The Office of the State Engineer oversees water rights, and the State Engineer serves as secretary of the Interstate Stream Commission, which manages interstate water compacts and long-term water planning.
D’Antonio’s departure will create a second vacancy on that panel. Commissioner Tanya Trujillo took a job as the U.S. Interior Department assistant secretary of water and science in January.
The state engineer is New Mexico’s representative on several interstate water compact commissions.
In July 2020, D’Antonio successfully persuaded the Rio Grande Compact commissioners from Colorado and Texas to approve an 11 billion gallon emergency release of water from El Vado Reservoir to boost river flows for farmers and fish in central New Mexico.

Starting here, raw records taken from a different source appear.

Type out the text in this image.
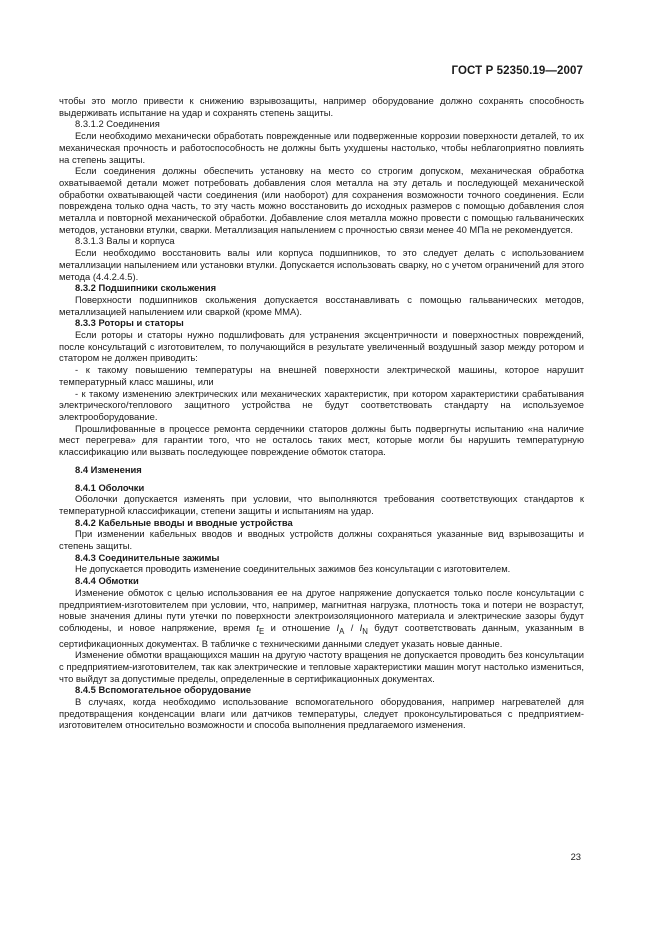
ГОСТ Р 52350.19—2007

чтобы это могло привести к снижению взрывозащиты, например оборудование должно сохранять способность выдерживать испытание на удар и сохранять степень защиты.

8.3.1.2 Соединения

Если необходимо механически обработать поврежденные или подверженные коррозии поверхности деталей, то их механическая прочность и работоспособность не должны быть ухудшены настолько, чтобы неблагоприятно повлиять на степень защиты.

Если соединения должны обеспечить установку на место со строгим допуском, механическая обработка охватываемой детали может потребовать добавления слоя металла на эту деталь и последующей механической обработки охватывающей части соединения (или наоборот) для сохранения возможности точного соединения. Если повреждена только одна часть, то эту часть можно восстановить до исходных размеров с помощью добавления слоя металла и повторной механической обработки. Добавление слоя металла можно провести с помощью гальванических методов, установки втулки, сварки. Металлизация напылением с прочностью связи менее 40 МПа не рекомендуется.

8.3.1.3 Валы и корпуса

Если необходимо восстановить валы или корпуса подшипников, то это следует делать с использованием металлизации напылением или установки втулки. Допускается использовать сварку, но с учетом ограничений для этого метода (4.4.2.4.5).

8.3.2 Подшипники скольжения

Поверхности подшипников скольжения допускается восстанавливать с помощью гальванических методов, металлизацией напылением или сваркой (кроме ММА).

8.3.3 Роторы и статоры

Если роторы и статоры нужно подшлифовать для устранения эксцентричности и поверхностных повреждений, после консультаций с изготовителем, то получающийся в результате увеличенный воздушный зазор между ротором и статором не должен приводить:

- к такому повышению температуры на внешней поверхности электрической машины, которое нарушит температурный класс машины, или

- к такому изменению электрических или механических характеристик, при котором характеристики срабатывания электрического/теплового защитного устройства не будут соответствовать стандарту на используемое электрооборудование.

Прошлифованные в процессе ремонта сердечники статоров должны быть подвергнуты испытанию «на наличие мест перегрева» для гарантии того, что не осталось таких мест, которые могли бы нарушить температурную классификацию или вызвать последующее повреждение обмоток статора.

8.4 Изменения
8.4.1 Оболочки

Оболочки допускается изменять при условии, что выполняются требования соответствующих стандартов к температурной классификации, степени защиты и испытаниям на удар.

8.4.2 Кабельные вводы и вводные устройства

При изменении кабельных вводов и вводных устройств должны сохраняться указанные вид взрывозащиты и степень защиты.

8.4.3 Соединительные зажимы

Не допускается проводить изменение соединительных зажимов без консультации с изготовителем.

8.4.4 Обмотки

Изменение обмоток с целью использования ее на другое напряжение допускается только после консультации с предприятием-изготовителем при условии, что, например, магнитная нагрузка, плотность тока и потери не возрастут, новые значения длины пути утечки по поверхности электроизоляционного материала и электрические зазоры будут соблюдены, и новое напряжение, время $t_E$ и отношение $I_A / I_N$ будут соответствовать данным, указанным в сертификационных документах. В табличке с техническими данными следует указать новые данные.

Изменение обмотки вращающихся машин на другую частоту вращения не допускается проводить без консультации с предприятием-изготовителем, так как электрические и тепловые характеристики машин могут настолько измениться, что выйдут за допустимые пределы, определенные в сертификационных документах.

8.4.5 Вспомогательное оборудование

В случаях, когда необходимо использование вспомогательного оборудования, например нагревателей для предотвращения конденсации влаги или датчиков температуры, следует проконсультироваться с предприятием-изготовителем относительно возможности и способа выполнения предлагаемого изменения.

23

In a presentation to lawmakers last month, D’Antonio said the water office has continued “to get hit with unfunded mandates.”
“Not only are we having to actively manage our resources with a really limited staff, but we’ve also got to go in and defend our water against claims from the state of Texas,” he told the Water and Natural Resources Committee.
Texas and New Mexico are in litigation before the Supreme Court over groundwater disputes.
D’Antonio’s other roles include chair of the Water Trust Board, which administers local water infrastructure project funds, and chair of the governor’s drought task force.
He was the state’s Cabinet secretary for the Environment Department for a six-month stint in 2002, and he worked nearly 20 years with the U.S. Army Corps of Engineers.
D’Antonio, who makes $158,000 a year as state engineer, said he expects to make an announcement in the coming weeks on his future plans to help solve water challenges in the West.
Inside the Office of the State Engineer, he said, “there remains a small nucleus of staff professionals who are over-worked and under-supported and deserve an experienced quality leader to take on the challenges facing NM’s critical water challenges. I wish that person the best.”